第二卷 第五十五章 并不知情

  七王府,大抵是太了解穆喜脉的脾性,尽管穆喜脉嘴上答应了再也不会离开七王府,做什么混迹江湖的荒唐事,七王爷夏子凉自然不会轻易就相信了穆喜脉的话。800

  常说知女莫若父,夏子凉料定穆喜脉不会轻易放弃,穆喜脉也明白她那个王爷爹爹绝对不会轻易相信她的话,由此,毕竟刚刚回到七王府几天,最好的莫过于安安分分的呆着。

  可是,人是呆在七王府,她的心其实从来没有忘记过这段时间以来几乎时时刻刻相伴左右的那个人。

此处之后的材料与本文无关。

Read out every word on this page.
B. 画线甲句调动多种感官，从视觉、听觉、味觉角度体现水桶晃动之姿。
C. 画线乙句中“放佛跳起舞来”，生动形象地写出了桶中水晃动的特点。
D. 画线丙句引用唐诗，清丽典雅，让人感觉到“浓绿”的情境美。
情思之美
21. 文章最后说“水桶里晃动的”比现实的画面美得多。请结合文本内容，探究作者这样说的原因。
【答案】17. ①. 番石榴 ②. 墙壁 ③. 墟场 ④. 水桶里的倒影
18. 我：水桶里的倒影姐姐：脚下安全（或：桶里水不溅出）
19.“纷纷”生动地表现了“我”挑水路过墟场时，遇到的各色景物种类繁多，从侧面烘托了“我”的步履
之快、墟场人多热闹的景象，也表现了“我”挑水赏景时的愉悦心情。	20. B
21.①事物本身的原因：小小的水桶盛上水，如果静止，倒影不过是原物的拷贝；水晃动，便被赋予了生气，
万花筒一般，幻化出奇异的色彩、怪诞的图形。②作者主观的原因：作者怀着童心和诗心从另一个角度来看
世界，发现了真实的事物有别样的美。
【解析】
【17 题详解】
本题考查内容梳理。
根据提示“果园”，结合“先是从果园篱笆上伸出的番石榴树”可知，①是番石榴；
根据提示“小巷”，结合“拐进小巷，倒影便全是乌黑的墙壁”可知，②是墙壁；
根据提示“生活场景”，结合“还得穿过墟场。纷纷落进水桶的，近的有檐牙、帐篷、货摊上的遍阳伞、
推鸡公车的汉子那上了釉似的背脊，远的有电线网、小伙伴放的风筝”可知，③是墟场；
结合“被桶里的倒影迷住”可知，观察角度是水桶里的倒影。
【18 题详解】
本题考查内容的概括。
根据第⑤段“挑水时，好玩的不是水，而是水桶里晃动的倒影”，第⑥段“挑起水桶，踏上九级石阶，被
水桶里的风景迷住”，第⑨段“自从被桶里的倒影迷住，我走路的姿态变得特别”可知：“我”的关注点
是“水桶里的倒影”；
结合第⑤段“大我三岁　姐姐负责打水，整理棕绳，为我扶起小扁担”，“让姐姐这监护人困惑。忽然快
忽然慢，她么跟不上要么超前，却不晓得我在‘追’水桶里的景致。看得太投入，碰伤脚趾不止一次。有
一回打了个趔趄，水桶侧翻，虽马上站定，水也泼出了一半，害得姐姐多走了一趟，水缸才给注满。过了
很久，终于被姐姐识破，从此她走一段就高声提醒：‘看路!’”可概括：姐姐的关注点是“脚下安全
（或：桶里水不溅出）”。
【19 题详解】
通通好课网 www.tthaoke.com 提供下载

  以前只觉得儿女情长这种事与她那种洒脱不羁的性格多多少少是有些格格不入的,现在亲身经历了,才发现,即便在洒脱不羁,在月明轩的面前也不过是一个在简单不过的女子而已。

  也终于明白了一日不见如隔三秋的感觉。

  都说日有所思夜有所梦,以至于连续两天晚上,都梦到了与月明轩有关的梦境。

  “明轩,你来了。”

  第一次相遇的酒楼,一身白衣眉目清冷淡漠疏离的月明轩双手负在身后,修长身形款款向穆喜脉走来,明明近在咫尺,却又相隔万里,在月明轩眼里,就像是看不见穆喜脉一般,清冷挺拔的身影一步一步,擦肩而过,渐行渐远

  一瞬间,眼前所有消失不见,只剩下漆黑一片,留下穆喜脉站在原地,动弹不得,无论怎么喊叫月明轩的名字,却再也见不到他的身影。

  “月明轩月明轩”

  熏香缭绕的屋子里,窗外月色把屋里照的亮如白昼,突然惊醒的穆喜脉无助的看着空荡荡的屋内,额头上晶莹的汗珠在月色下闪着冰凉的光。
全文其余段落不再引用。